Ao final, requer a anulação da sentença do juízo "a quo" para que seja verificada e comunicada a família extensa, bem como para que sejam considerados os irmãos da criança a ser adota.
Contrarrazões pelo não provimento do recurso no doc. 52.
Parecer da d. Procuradoria-Geral de Justiça (doc. 60), da lavra do i. Procurador Marco Antônio Borges, pela regularidade do recurso e por seu prosseguimento e julgamento.
É o relatório.
Conheço do recurso, presentes os pressupostos de admissibilidade.
Cinge-se a controvérsia recursal acerca do acerto da sentença que julgou procedente o pedido da inicial, para conceder a adoção da criança P.M. ao casal postulante, ora apelado, sem ter procurado a família extensa e/ou os irmãos do adotando.
Inicialmente, cabe destacar que ao se tratar de interesse relativo à criança e ao adolescente, o magistrado deve se ater ao interesse do menor, considerando, para tanto, primordialmente, seu bem-estar, por gozar de prioridade e proteção absoluta, nos termos do art. 227 da Constituição Federal.
Como se sabe, quando a gestante ou a mãe manifesta o desejo de entregar o filho para adoção, o Estatuto da Criança e do Adolescente em seu art. 19-A, §§ 5º e 9º, e art. 48, asseguram o direito ao sigilo, direito, também, assegurado pela Resolução nº 485, de 2023 do CNJ, que garante adequado atendimento a gestante e assegura a proteção integral da criança a ser adotada.

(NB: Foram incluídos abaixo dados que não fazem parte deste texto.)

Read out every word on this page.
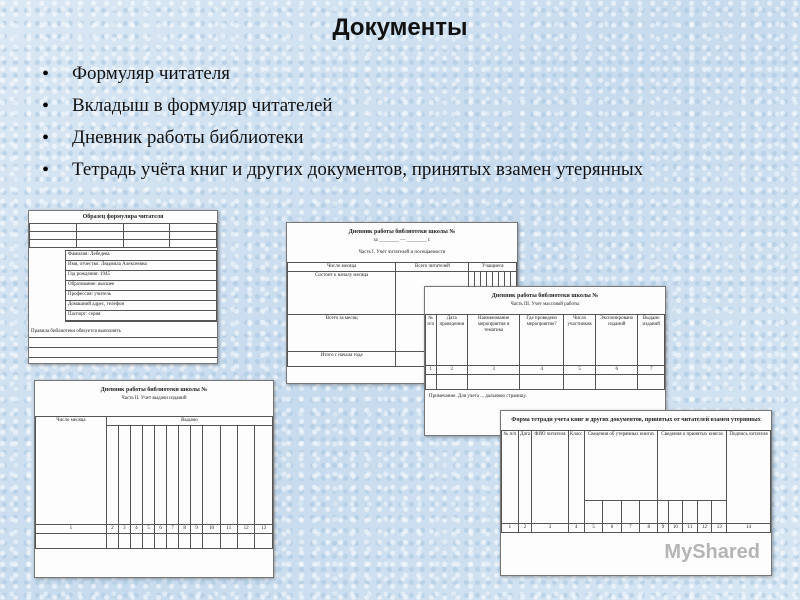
Документы
• Формуляр читателя
• Вкладыш в формуляр читателей
• Дневник работы библиотеки
• Тетрадь учёта книг и других документов, принятых взамен утерянных
Образец формуляра читателя

Фамилия: Лебедева
Имя, отчество: Людмила Алексеевна
Год рождения: 1945
Образование: высшее
Профессия: учитель
Домашний адрес, телефон
Паспорт: серия
Правила библиотеки обязуется выполнять
Дневник работы библиотеки школы №
за ________ — ________ г.
Часть I. Учет читателей и посещаемости
Число месяца	Всего читателей	Учащиеся							
Состоит к началу месяца									
Всего за месяц									
Итого с начала года									
Дневник работы библиотеки школы №
Часть III. Учет массовой работы
№ п/п	Дата проведения	Наименование мероприятия и тематика	Где проведено мероприятие?	Число участников	Экспонировано изданий	Выдано изданий
1	2	3	4	5	6	7

Примечание. Для учета ... дальнюю страницу.
Дневник работы библиотеки школы №
Часть II. Учет выдачи изданий
Число месяца	Выдано											

1	2	3	4	5	6	7	8	9	10	11	12	13

Форма тетради учета книг и других документов, принятых от читателей взамен утерянных
№ п/п	Дата	ФИО читателя	Класс	Сведения об утерянных книгах				Сведения о принятых книгах					Подпись читателя

1	2	3	4	5	6	7	8	9	10	11	12	13	14
MyShared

"In casu", em que pese o Estatuto da Criança e do Adolescente priorizar os vínculos da família natural da criança e do adolescente, nota-se a presença de particularidades que robustecem a necessidade do sigilo garantido a genitora no processo de adoção.
Compulsando os autos, constata-se dos documentos juntados (doc. 18) que a genitora do adotando informou que se tratava de sua quinta gestação, ser dependente química, não sendo seu companheiro o pai da criança (f. 13).

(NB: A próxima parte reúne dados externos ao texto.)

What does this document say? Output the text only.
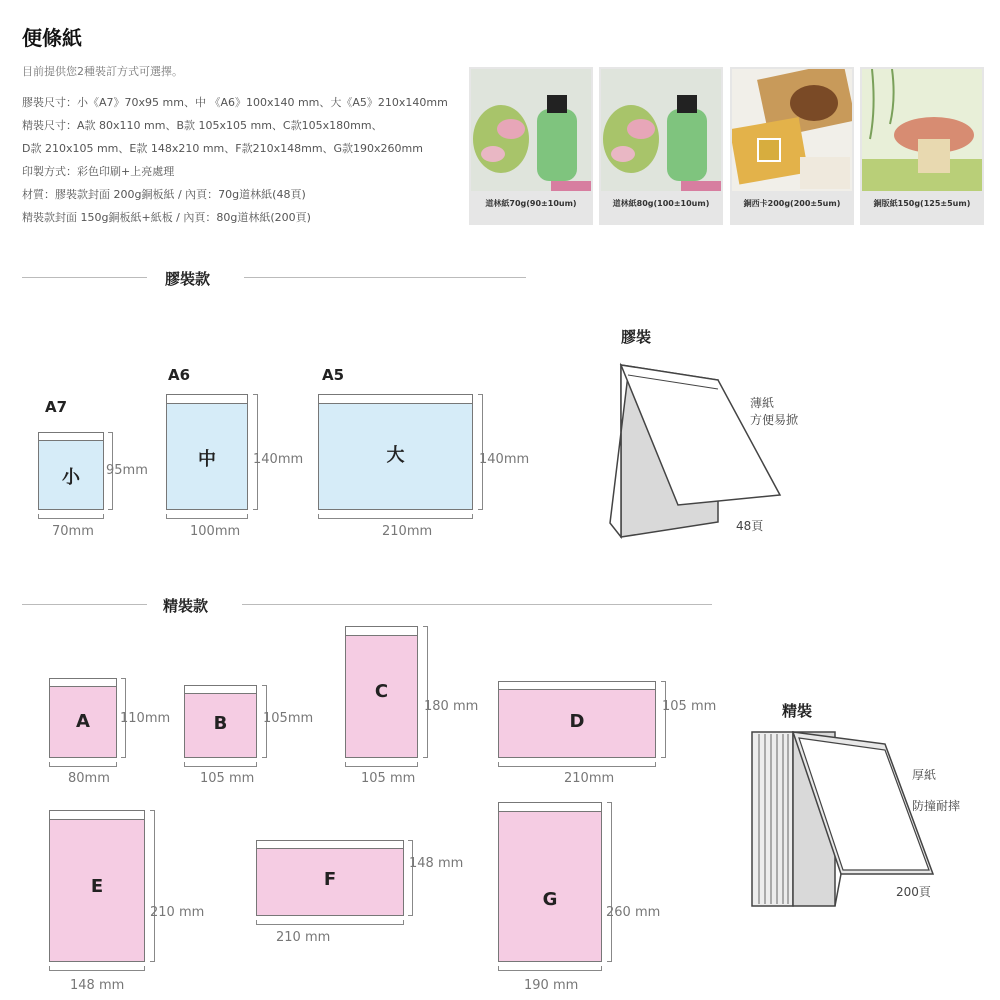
便條紙
目前提供您2種裝訂方式可選擇。
膠裝尺寸：小《A7》70x95 mm、中 《A6》100x140 mm、大《A5》210x140mm
精裝尺寸：A款 80x110 mm、B款 105x105 mm、C款105x180mm、
D款 210x105 mm、E款 148x210 mm、F款210x148mm、G款190x260mm
印製方式：彩色印刷+上亮處理
材質：膠裝款封面 200g銅板紙 / 內頁：70g道林紙(48頁)
精裝款封面 150g銅板紙+紙板 / 內頁：80g道林紙(200頁)
道林紙70g(90±10um)	道林紙80g(100±10um)	銅西卡200g(200±5um)	銅版紙150g(125±5um)
膠裝款
A7
小	95mm
70mm
A6
中	140mm
100mm
A5
大	140mm
210mm
膠裝
薄紙
方便易掀
48頁
精裝款
A	110mm
80mm
B	105mm
105 mm
C
180 mm
105 mm
D
105 mm
210mm
E
210 mm
148 mm
F
148 mm
210 mm
G
260 mm
190 mm
精裝
厚紙
防撞耐摔
200頁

Por sua vez, no relatório social confidencial (doc. 18, f. 20/25) a genitora do adotando firmou que seu pai, já falecido, era usuário de cocaína e crack, e sua mãe dependente de maconha e etílico, bem como desconhecer a paternidade de seu filho, tendo a gestação ocorrida no período que estava separada de seu companheiro. Também afirmou que faz programas sexuais para a manutenção de seu vício, não ter nenhum familiar disposto a assumir a guarda de seu filho, e pediu, de forma reiterada, o sigilo sobre a entrega o nascimento e a adoção da criança.

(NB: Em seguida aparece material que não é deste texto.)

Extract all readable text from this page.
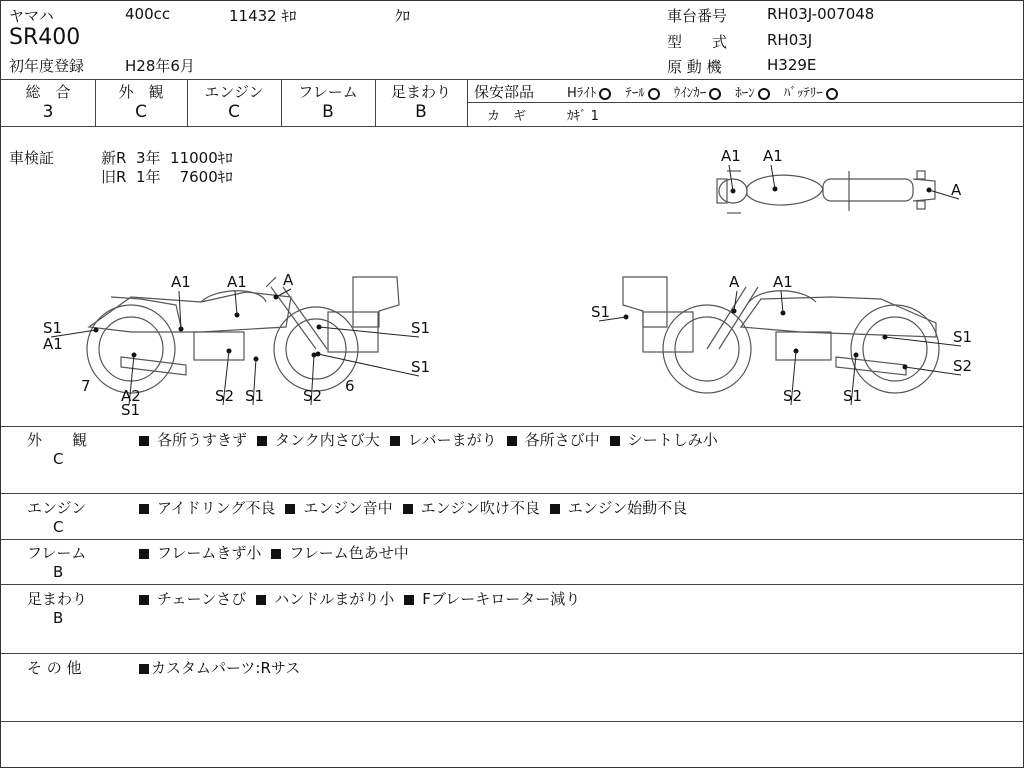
ヤマハ	400cc	11432 ｷﾛ	ｸﾛ
SR400
初年度登録	H28年6月
車台番号	RH03J-007048
型　　式	RH03J
原 動 機	H329E
総　合
3
外　観
C
エンジン
C
フレーム
B
足まわり
B
保安部品	Hﾗｲﾄ ﾃｰﾙ ｳｲﾝｶｰ ﾎｰﾝ ﾊﾞｯﾃﾘｰ
カ　ギ	ｶｷﾞ 1
車検証	新R  3年  11000ｷﾛ
旧R  1年    7600ｷﾛ
A1 A1
A
A1 A1 A
S1
A1
S1
S1
7
A2
S1
S2 S1	S2
6
A A1
S1
S1
S2
S2	S1
外　　観
C
各所うすきず タンク内さび大 レバーまがり 各所さび中 シートしみ小
エンジン
C
アイドリング不良 エンジン音中 エンジン吹け不良 エンジン始動不良
フレーム
B
フレームきず小 フレーム色あせ中
足まわり
B
チェーンさび ハンドルまがり小 Fブレーキローター減り
そ の 他	カスタムパーツ:Rサス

Destaca-se, também, a "MANIFESTAÇÃO DE SIGILO DE ENTREGA DO FILHO PARA ADOÇÃO" (doc. 18, f. 19), em que a genitora do adotando declarou estar ciente que é seu direito optar por não acionar ou comunicar familiares, amigos ou terceiros em relação à gestação, ao nascimento ou à entrega da criança para adoção.
Tem-se, ainda, que foi realizada, em 06/09/2023, audiência (doc. 29), em que a genitora manifestou a vontade de entregar o menor para adoção, oportunidade em que lhe foi entregue a "MANIFESTAÇÃO DE SIGILO DE ENTREGA DO FILHO PARA ADOÇÃO" retromencionado.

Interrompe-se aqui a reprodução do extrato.